Perceptive soft robotics
Unlike conventional robots, perceptive soft robots have physically flexible bodies and enhanced perceptibility towards pressure, vision, and sound. These robots take advantage of state-of-the-art technologies such as flexible electronics, pressure adaptive materials, and AI, which allow them to perform highly specialised and complex tasks and adapt to different physical environments.
DAMO expects the emergence of perceptive soft robotics to change the course of the manufacturing industry, from the mass-production of standardised products towards specialised, small-batch products.

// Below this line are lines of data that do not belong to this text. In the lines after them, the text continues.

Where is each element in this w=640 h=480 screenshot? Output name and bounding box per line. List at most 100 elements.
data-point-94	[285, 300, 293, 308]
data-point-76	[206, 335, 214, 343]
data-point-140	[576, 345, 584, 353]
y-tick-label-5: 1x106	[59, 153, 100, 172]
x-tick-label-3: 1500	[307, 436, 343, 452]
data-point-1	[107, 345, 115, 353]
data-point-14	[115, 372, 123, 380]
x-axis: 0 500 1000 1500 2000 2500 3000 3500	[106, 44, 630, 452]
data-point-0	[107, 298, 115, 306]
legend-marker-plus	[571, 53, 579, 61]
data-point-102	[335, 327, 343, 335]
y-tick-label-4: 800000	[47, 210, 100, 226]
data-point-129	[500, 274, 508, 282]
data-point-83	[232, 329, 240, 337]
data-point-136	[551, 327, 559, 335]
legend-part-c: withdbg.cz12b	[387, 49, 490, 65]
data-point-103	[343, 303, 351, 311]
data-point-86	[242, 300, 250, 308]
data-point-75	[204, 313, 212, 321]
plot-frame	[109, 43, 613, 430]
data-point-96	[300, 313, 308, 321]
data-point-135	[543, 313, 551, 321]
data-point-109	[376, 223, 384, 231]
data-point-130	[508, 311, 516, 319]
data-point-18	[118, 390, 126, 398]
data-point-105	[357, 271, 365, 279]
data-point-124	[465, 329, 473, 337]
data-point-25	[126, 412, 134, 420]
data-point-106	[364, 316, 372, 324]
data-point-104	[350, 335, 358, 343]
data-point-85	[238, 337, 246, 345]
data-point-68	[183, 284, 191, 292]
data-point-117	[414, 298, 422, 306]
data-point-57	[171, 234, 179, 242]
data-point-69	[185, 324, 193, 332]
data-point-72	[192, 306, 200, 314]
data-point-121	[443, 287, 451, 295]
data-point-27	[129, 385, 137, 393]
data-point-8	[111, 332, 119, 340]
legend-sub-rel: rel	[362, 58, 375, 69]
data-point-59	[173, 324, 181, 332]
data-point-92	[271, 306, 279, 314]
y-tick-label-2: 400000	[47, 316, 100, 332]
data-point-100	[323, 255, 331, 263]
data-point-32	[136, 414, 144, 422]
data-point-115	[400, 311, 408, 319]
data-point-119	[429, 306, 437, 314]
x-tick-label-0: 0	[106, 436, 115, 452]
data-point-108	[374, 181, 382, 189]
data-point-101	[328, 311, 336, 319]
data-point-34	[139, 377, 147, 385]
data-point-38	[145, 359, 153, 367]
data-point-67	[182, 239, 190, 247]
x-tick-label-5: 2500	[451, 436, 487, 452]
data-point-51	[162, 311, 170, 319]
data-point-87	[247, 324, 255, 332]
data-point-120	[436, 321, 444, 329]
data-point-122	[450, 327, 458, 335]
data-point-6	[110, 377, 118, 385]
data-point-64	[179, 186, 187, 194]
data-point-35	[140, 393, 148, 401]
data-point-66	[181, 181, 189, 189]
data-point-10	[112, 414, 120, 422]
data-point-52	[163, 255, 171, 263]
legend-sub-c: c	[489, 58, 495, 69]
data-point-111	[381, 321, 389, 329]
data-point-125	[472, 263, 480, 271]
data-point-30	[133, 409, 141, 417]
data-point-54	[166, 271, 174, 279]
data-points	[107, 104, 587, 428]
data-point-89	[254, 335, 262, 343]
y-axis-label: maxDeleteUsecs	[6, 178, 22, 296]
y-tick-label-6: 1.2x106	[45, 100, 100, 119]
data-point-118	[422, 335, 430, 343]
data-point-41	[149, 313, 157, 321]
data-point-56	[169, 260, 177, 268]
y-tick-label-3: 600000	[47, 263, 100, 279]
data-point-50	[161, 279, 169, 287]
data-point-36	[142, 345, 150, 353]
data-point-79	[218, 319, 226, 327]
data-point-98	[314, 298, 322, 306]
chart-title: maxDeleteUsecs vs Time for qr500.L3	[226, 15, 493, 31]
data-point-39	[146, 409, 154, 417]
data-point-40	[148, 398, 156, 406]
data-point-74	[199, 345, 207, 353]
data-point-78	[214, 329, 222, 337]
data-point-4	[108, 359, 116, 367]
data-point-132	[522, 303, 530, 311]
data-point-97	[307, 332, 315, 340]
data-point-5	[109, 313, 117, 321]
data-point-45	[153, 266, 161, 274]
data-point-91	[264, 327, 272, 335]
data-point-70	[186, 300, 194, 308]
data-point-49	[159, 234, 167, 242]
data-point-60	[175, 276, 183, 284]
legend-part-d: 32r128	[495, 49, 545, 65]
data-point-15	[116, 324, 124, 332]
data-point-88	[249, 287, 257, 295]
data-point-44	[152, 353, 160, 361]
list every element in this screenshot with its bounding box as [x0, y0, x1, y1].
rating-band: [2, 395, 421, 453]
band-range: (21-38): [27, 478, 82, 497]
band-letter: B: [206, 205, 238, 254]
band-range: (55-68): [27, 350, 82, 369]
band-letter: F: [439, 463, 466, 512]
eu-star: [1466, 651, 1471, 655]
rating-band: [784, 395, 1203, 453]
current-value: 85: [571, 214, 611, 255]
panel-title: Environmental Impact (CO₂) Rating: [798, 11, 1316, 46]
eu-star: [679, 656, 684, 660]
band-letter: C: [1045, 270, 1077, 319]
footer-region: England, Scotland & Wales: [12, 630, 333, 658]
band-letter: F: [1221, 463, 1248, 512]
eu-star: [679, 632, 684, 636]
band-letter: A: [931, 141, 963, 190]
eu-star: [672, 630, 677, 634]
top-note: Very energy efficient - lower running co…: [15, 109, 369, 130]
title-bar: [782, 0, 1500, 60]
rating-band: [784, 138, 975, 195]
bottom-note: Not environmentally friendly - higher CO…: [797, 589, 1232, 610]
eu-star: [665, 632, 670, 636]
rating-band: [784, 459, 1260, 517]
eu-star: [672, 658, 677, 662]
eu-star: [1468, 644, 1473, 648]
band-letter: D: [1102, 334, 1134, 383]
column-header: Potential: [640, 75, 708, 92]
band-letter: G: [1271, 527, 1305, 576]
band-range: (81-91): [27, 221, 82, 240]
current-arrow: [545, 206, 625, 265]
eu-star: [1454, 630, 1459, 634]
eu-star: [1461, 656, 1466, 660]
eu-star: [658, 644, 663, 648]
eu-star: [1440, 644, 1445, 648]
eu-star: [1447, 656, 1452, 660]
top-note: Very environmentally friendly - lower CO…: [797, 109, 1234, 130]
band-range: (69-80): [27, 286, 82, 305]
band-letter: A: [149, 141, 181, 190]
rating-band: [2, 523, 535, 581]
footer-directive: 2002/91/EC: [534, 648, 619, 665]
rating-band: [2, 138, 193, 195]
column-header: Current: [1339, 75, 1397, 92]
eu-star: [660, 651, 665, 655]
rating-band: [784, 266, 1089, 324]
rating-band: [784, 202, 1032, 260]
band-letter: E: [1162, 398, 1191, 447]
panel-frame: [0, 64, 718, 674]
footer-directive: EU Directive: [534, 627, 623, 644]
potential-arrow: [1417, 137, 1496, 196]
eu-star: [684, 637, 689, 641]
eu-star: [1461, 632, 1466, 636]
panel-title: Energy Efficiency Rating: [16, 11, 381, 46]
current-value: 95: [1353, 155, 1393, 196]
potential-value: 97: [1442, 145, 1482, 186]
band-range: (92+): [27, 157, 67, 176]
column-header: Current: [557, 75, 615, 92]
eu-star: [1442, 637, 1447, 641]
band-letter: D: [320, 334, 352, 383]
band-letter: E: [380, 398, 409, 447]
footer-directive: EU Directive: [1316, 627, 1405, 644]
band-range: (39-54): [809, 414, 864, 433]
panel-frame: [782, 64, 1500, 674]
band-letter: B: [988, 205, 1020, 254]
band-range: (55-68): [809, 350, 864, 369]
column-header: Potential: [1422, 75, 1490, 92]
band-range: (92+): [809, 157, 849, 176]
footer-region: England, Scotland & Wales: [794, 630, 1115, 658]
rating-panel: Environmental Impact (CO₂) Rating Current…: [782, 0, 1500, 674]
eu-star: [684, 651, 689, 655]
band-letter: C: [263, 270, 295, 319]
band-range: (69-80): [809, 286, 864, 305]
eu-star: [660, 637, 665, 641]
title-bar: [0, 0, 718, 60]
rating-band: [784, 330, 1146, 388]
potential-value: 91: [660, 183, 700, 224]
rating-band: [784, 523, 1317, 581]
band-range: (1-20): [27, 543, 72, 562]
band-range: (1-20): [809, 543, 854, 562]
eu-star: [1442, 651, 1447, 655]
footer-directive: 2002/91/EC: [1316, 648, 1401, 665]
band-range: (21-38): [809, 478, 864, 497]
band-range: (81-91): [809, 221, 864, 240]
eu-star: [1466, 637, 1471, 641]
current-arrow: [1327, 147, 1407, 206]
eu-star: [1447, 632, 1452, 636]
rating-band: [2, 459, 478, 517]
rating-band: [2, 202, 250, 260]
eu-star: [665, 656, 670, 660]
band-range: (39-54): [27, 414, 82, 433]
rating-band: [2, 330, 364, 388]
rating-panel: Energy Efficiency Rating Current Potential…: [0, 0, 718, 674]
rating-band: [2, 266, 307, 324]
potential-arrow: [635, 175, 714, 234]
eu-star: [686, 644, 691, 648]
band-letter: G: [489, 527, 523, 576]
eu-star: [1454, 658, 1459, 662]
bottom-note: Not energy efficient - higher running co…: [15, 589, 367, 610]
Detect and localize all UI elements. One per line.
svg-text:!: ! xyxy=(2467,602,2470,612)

Satellite-terrestrial integrated computing
Terrestrial networks and computing systems provide digital services for densely populated areas, while no service is available in sparsely inhabited areas such as deserts, seas, and space. STC connects high-Earth orbit (HEO) and low-Earth orbit (LEO) satellites and terrestrial mobile communications networks, achieving seamless and multidimensional coverage.
STC also creates a computing system that integrates satellites, satellite networks, terrestrial communications systems, and cloud computing technologies. This makes digital services more accessible and inclusive across the globe.
DAMO says in the next five years, satellites and terrestrial systems will work as computing nodes to constitute an integrated network system providing ubiquitous connectivity. It expects to see the future of AI shifting to the co-evolution of large and small scale models via clouds, edges, and devices.
Co-evolution of large and small scale AI models
Large-scale pre-training models, also known as the foundation models, are the grounding breakthrough technique from weak AI to general AI, which relatively boosts the performance of various applications using conventional deep learning.
However, says DAMO, the merit in the higher performance and the drawback in the power consumption are not well-balanced, limiting the exploration of large-scale models. The future of AI is shifting from the race on the scalability of foundation models to the co-evolution of large and small scale models via clouds, edges, and devices, which is more useful in practice.